XJW: At the intersection of technology and art, is there still a return to the human?
LW: Absolutely. I want the tech to feel invisible even when it’s sophisticated. Those flashlights in earlier iterations “just worked”—people didn’t realize they were part of an instrumented system. I’m influenced by experimental film and the aesthetic of digital decay: GIF layers that erode, glitch, artifact. These imperfections open up space for memory and emotional resonance. I also intentionally subvert productivity tools—like turning Miro into a collaborative storytelling stage—to reclaim digital space as a site of performance rather than optimization.
JP: How does glitch aesthetics relate to your work?
LW: I love glitch art: imperfection, error, and the way decay opens memory. My brothers and I remember events differently; glitch aesthetics mirror that malleability. It resists polish and pushes back against systems that control our media and data. Glitch can be empowering while recontextualizing a long-lived personal story in a documentary-adjacent way.
XJW: Do you see technology as carrying an inherent emotional charge, like painting or sculpture?
LW: Technology is seductive, but it can dictate experience if you let it. I’m more interested in subverting its intended use. This installation runs 24/7 from an algorithm we wrote, accumulating hours of shifting material so the screens develop a kind of generative, memory-like behavior. I’ve also been experimenting with blockchain as an emotional ledger, trying to understand what “permanence” might mean in a family history marked by disappearance. Certain moments in the piece create small on-chain inscriptions, traces of an encounter that can be revisited or felt again. During the pandemic, one virtual attendee drove nine hours afterward to reconcile with an estranged, dying father. That kind of response goes far beyond interface design; whether it’s algorithms or blockchain, the technology is just scaffolding. It’s the human layer that carries the charge.

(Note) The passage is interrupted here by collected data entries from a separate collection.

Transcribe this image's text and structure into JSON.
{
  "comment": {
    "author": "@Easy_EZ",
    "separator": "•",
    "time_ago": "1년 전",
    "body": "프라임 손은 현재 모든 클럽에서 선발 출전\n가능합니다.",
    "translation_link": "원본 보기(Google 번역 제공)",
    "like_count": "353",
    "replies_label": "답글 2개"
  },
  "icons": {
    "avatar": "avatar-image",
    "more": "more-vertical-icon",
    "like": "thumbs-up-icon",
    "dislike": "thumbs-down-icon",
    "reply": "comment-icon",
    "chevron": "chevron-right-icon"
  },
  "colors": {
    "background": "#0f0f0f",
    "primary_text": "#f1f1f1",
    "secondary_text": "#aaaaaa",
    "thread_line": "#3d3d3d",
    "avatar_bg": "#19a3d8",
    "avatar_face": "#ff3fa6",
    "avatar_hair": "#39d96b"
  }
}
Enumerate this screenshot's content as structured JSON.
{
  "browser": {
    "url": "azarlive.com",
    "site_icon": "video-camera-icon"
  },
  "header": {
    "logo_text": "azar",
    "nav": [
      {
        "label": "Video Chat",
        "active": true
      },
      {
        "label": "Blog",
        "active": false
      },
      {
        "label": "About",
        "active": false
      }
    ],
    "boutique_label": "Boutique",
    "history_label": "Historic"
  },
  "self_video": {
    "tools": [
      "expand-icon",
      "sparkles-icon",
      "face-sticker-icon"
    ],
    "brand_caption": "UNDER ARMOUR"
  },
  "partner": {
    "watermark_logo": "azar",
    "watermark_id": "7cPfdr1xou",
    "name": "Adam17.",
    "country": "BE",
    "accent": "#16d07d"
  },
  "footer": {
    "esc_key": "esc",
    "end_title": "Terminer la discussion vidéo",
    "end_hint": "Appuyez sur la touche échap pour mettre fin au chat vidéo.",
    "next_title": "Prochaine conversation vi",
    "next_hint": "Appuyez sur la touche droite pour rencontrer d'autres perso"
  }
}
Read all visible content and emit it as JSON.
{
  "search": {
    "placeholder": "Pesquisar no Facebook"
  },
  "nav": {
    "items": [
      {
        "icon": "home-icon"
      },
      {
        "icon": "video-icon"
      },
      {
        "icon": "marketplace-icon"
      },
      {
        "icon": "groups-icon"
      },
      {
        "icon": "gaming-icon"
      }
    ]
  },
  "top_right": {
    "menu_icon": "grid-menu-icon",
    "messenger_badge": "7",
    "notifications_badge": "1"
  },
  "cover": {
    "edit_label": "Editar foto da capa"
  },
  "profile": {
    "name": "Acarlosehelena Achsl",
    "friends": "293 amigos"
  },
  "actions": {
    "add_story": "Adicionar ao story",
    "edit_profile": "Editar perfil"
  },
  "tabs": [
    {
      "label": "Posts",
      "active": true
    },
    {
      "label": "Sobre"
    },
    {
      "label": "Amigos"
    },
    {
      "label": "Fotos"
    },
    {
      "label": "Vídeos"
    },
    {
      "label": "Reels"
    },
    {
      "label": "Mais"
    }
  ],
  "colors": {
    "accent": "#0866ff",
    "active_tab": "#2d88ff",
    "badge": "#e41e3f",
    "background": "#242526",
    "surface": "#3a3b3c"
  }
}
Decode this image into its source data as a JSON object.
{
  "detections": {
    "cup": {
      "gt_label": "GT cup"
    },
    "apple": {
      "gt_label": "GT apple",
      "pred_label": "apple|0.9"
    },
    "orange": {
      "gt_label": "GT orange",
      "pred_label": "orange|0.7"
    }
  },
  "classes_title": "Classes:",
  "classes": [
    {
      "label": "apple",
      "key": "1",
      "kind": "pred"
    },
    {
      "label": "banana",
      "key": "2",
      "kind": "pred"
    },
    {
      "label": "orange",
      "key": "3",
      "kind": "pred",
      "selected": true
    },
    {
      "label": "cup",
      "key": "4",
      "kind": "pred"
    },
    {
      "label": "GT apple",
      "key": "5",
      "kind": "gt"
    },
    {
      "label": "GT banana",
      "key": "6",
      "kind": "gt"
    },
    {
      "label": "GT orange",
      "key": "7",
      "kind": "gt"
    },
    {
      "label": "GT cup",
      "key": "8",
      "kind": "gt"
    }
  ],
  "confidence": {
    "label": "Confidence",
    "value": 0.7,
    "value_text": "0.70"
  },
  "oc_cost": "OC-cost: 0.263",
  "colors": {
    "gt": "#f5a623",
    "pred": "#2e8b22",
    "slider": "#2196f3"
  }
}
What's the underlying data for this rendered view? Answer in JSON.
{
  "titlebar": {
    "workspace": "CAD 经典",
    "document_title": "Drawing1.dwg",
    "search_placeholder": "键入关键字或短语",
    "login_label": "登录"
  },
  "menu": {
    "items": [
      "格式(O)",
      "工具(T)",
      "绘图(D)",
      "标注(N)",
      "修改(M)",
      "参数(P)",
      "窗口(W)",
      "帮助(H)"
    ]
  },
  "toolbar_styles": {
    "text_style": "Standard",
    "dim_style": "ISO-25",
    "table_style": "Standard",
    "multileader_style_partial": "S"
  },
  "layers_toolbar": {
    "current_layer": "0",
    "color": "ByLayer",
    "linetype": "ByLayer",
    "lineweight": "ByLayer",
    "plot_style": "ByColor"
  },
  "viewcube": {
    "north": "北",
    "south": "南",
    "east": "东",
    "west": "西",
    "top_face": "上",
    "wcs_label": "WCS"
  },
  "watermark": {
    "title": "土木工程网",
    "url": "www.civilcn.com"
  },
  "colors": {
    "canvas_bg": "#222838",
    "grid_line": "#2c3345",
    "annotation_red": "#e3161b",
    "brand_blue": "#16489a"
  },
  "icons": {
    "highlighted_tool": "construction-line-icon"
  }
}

JP: Where does the project end?
LW: It doesn’t, really. It’s generative and open-ended. Eventually I’d like to create a culminating installation that integrates everything: the four-channel system, my father’s photographs, the code and dataset that drive the generative components. I’m also interested in a living art book—part process document, part grief ritual, part philosophical study of how technology can resist its default logics. With so much unregulated AI, there’s room for emotionally resonant work that proposes alternative uses for tech. So: to be continued.
This interview has been edited for clarity and length.
Lance Weiler: Where There’s Smoke is on view at RYAN LEE’s RLWindow from September 4 to December 20, 2025.